- Directed by: Matt Creed
- Written by: Matt Creed Amy Grantham
- Produced by: Matt Creed Hunter Gray Alex Orlovsky Izabella Tzenkova
- Starring: Amy Grantham; Simon Chaput; Lindsay Burdge; Rebecca Street;
- Cinematography: Brett Jutkiewicz
- Edited by: Brett Jutkiewicz
- Production company: Up The River Films
- Release dates: 27 June 2013 (Nantucket Film Festival); 12 December 2014 (US);
- Running time: 87 minutes
- Country: United States
- Language: English

= Lily (2013 film) =

Lily is a 2013 American drama film directed by Matt Creed, starring Amy Grantham, Simon Chaput, Lindsay Burdge and Rebecca Street.

==Cast==
- Amy Grantham as Lily
- Simon Chaput as Aaron
- Lindsay Burdge as Emily
- Rebecca Street as Nell
- Benjamin Slater as Jake
- Zachary Unger as Kyle
- David Andalman as Dave
- Drew DeMaio as Will
- Michael Harrah as Neil
- Erika Latta as Laura
- Mike Lisenco as Fertility Doctor
- Conan McCarty as Michael

==Reception==
Gabe Toro of IndieWire rated the film a "B+" wrote that Creed "clearly gets the appeal of a place romanticized by locals and visitors, and how the drama experienced in the city is given an added dimension by our environment"

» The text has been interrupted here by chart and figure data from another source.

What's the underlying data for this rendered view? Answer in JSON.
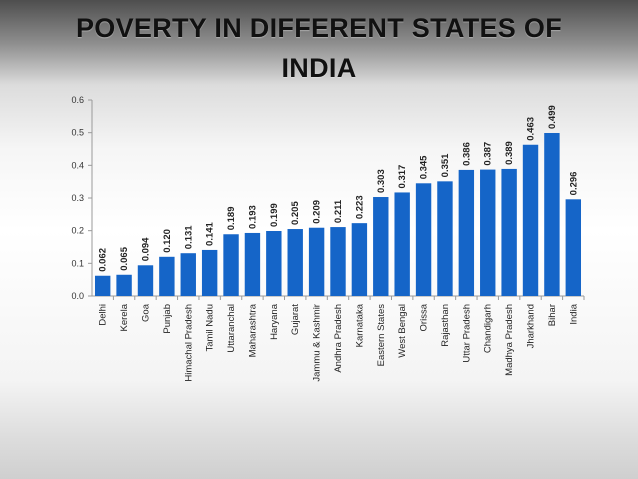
{
  "header": {
    "title_line1": "POVERTY IN DIFFERENT STATES OF",
    "title_line2": "INDIA"
  },
  "chart_data": {
    "type": "bar",
    "title": "POVERTY IN DIFFERENT STATES OF INDIA",
    "xlabel": "",
    "ylabel": "",
    "ylim": [
      0,
      0.6
    ],
    "yticks": [
      "0.0",
      "0.1",
      "0.2",
      "0.3",
      "0.4",
      "0.5",
      "0.6"
    ],
    "grid": false,
    "legend": "none",
    "bar_color": "#1565c8",
    "categories": [
      "Delhi",
      "Kerela",
      "Goa",
      "Punjab",
      "Himachal Pradesh",
      "Tamil Nadu",
      "Uttaranchal",
      "Maharashtra",
      "Haryana",
      "Gujarat",
      "Jammu & Kashmir",
      "Andhra Pradesh",
      "Karnataka",
      "Eastern States",
      "West Bengal",
      "Orissa",
      "Rajasthan",
      "Uttar Pradesh",
      "Chandigarh",
      "Madhya Pradesh",
      "Jharkhand",
      "Bihar",
      "India"
    ],
    "values": [
      0.062,
      0.065,
      0.094,
      0.12,
      0.131,
      0.141,
      0.189,
      0.193,
      0.199,
      0.205,
      0.209,
      0.211,
      0.223,
      0.303,
      0.317,
      0.345,
      0.351,
      0.386,
      0.387,
      0.389,
      0.463,
      0.499,
      0.296
    ],
    "value_labels": [
      "0.062",
      "0.065",
      "0.094",
      "0.120",
      "0.131",
      "0.141",
      "0.189",
      "0.193",
      "0.199",
      "0.205",
      "0.209",
      "0.211",
      "0.223",
      "0.303",
      "0.317",
      "0.345",
      "0.351",
      "0.386",
      "0.387",
      "0.389",
      "0.463",
      "0.499",
      "0.296"
    ]
  }
}
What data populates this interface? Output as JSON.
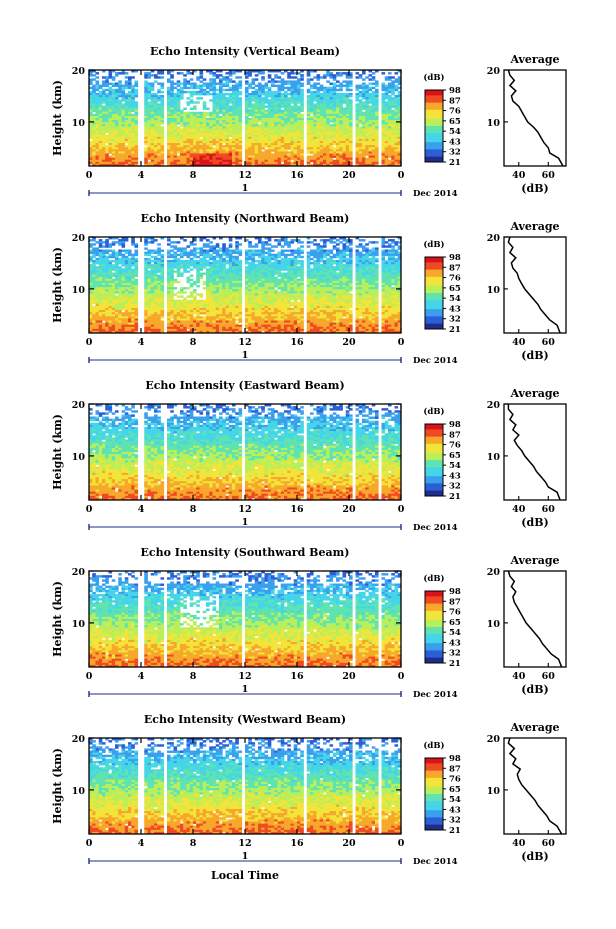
{
  "figure": {
    "x_axis_label": "Local Time",
    "date_label": "Dec 2014",
    "day_label": "1",
    "colorbar_unit": "(dB)",
    "colormap": [
      "#1f2c8c",
      "#2b5fd6",
      "#3aa0ee",
      "#44d6e8",
      "#5fe3b0",
      "#b8ef5a",
      "#f3e43a",
      "#f7a72b",
      "#ef4a22",
      "#d8141a"
    ]
  },
  "chart_data": [
    {
      "type": "heatmap",
      "title": "Echo Intensity (Vertical Beam)",
      "ylabel": "Height (km)",
      "xlabel": "Local Time",
      "x_ticks": [
        "0",
        "4",
        "8",
        "12",
        "16",
        "20",
        "0"
      ],
      "xlim": [
        0,
        24
      ],
      "y_ticks": [
        "10",
        "20"
      ],
      "ylim": [
        1.5,
        20
      ],
      "colorbar": {
        "label": "(dB)",
        "ticks": [
          "21",
          "32",
          "43",
          "54",
          "65",
          "76",
          "87",
          "98"
        ]
      },
      "profile": {
        "title": "Average",
        "xlabel": "(dB)",
        "x_ticks": [
          "40",
          "60"
        ],
        "y_ticks": [
          "10",
          "20"
        ],
        "height_km": [
          1.5,
          3,
          4,
          5,
          6,
          7,
          8,
          9,
          10,
          11,
          12,
          13,
          14,
          15,
          16,
          17,
          18,
          19,
          20
        ],
        "mean_db": [
          70,
          67,
          61,
          60,
          57,
          55,
          53,
          50,
          46,
          44,
          42,
          40,
          36,
          35,
          38,
          34,
          37,
          34,
          33
        ]
      }
    },
    {
      "type": "heatmap",
      "title": "Echo Intensity (Northward Beam)",
      "ylabel": "Height (km)",
      "xlabel": "Local Time",
      "x_ticks": [
        "0",
        "4",
        "8",
        "12",
        "16",
        "20",
        "0"
      ],
      "xlim": [
        0,
        24
      ],
      "y_ticks": [
        "10",
        "20"
      ],
      "ylim": [
        1.5,
        20
      ],
      "colorbar": {
        "label": "(dB)",
        "ticks": [
          "21",
          "32",
          "43",
          "54",
          "65",
          "76",
          "87",
          "98"
        ]
      },
      "profile": {
        "title": "Average",
        "xlabel": "(dB)",
        "x_ticks": [
          "40",
          "60"
        ],
        "y_ticks": [
          "10",
          "20"
        ],
        "height_km": [
          1.5,
          3,
          4,
          5,
          6,
          7,
          8,
          9,
          10,
          11,
          12,
          13,
          14,
          15,
          16,
          17,
          18,
          19,
          20
        ],
        "mean_db": [
          68,
          66,
          61,
          58,
          55,
          53,
          50,
          47,
          44,
          42,
          40,
          39,
          36,
          35,
          38,
          34,
          36,
          33,
          34
        ]
      }
    },
    {
      "type": "heatmap",
      "title": "Echo Intensity (Eastward Beam)",
      "ylabel": "Height (km)",
      "xlabel": "Local Time",
      "x_ticks": [
        "0",
        "4",
        "8",
        "12",
        "16",
        "20",
        "0"
      ],
      "xlim": [
        0,
        24
      ],
      "y_ticks": [
        "10",
        "20"
      ],
      "ylim": [
        1.5,
        20
      ],
      "colorbar": {
        "label": "(dB)",
        "ticks": [
          "21",
          "32",
          "43",
          "54",
          "65",
          "76",
          "87",
          "98"
        ]
      },
      "profile": {
        "title": "Average",
        "xlabel": "(dB)",
        "x_ticks": [
          "40",
          "60"
        ],
        "y_ticks": [
          "10",
          "20"
        ],
        "height_km": [
          1.5,
          3,
          4,
          5,
          6,
          7,
          8,
          9,
          10,
          11,
          12,
          13,
          14,
          15,
          16,
          17,
          18,
          19,
          20
        ],
        "mean_db": [
          68,
          66,
          60,
          58,
          55,
          52,
          50,
          47,
          44,
          42,
          39,
          37,
          40,
          36,
          38,
          34,
          36,
          33,
          33
        ]
      }
    },
    {
      "type": "heatmap",
      "title": "Echo Intensity (Southward Beam)",
      "ylabel": "Height (km)",
      "xlabel": "Local Time",
      "x_ticks": [
        "0",
        "4",
        "8",
        "12",
        "16",
        "20",
        "0"
      ],
      "xlim": [
        0,
        24
      ],
      "y_ticks": [
        "10",
        "20"
      ],
      "ylim": [
        1.5,
        20
      ],
      "colorbar": {
        "label": "(dB)",
        "ticks": [
          "21",
          "32",
          "43",
          "54",
          "65",
          "76",
          "87",
          "98"
        ]
      },
      "profile": {
        "title": "Average",
        "xlabel": "(dB)",
        "x_ticks": [
          "40",
          "60"
        ],
        "y_ticks": [
          "10",
          "20"
        ],
        "height_km": [
          1.5,
          3,
          4,
          5,
          6,
          7,
          8,
          9,
          10,
          11,
          12,
          13,
          14,
          15,
          16,
          17,
          18,
          19,
          20
        ],
        "mean_db": [
          69,
          67,
          62,
          59,
          56,
          54,
          51,
          48,
          45,
          43,
          41,
          39,
          37,
          36,
          38,
          35,
          37,
          34,
          33
        ]
      }
    },
    {
      "type": "heatmap",
      "title": "Echo Intensity (Westward Beam)",
      "ylabel": "Height (km)",
      "xlabel": "Local Time",
      "x_ticks": [
        "0",
        "4",
        "8",
        "12",
        "16",
        "20",
        "0"
      ],
      "xlim": [
        0,
        24
      ],
      "y_ticks": [
        "10",
        "20"
      ],
      "ylim": [
        1.5,
        20
      ],
      "colorbar": {
        "label": "(dB)",
        "ticks": [
          "21",
          "32",
          "43",
          "54",
          "65",
          "76",
          "87",
          "98"
        ]
      },
      "profile": {
        "title": "Average",
        "xlabel": "(dB)",
        "x_ticks": [
          "40",
          "60"
        ],
        "y_ticks": [
          "10",
          "20"
        ],
        "height_km": [
          1.5,
          3,
          4,
          5,
          6,
          7,
          8,
          9,
          10,
          11,
          12,
          13,
          14,
          15,
          16,
          17,
          18,
          19,
          20
        ],
        "mean_db": [
          69,
          66,
          61,
          59,
          56,
          53,
          51,
          48,
          45,
          42,
          40,
          39,
          41,
          36,
          38,
          34,
          37,
          33,
          34
        ]
      }
    }
  ]
}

Mark Adams of Screen Daily wrote, "There are moments of low-key drama – she gets drunk at a dinner party with her boyfriend’s rather pompous friends, and she seeks out the father she hasn’t seen in three years - but the emphasis is on the intimate moments of her reevaluating her life."

The St. Paul Pioneer Press wrote that while "there are moments when characters verge on caricatures", Creed and Grantham "have managed to create something weighty with a small budget and push the cancer narrative in a new and worthy direction."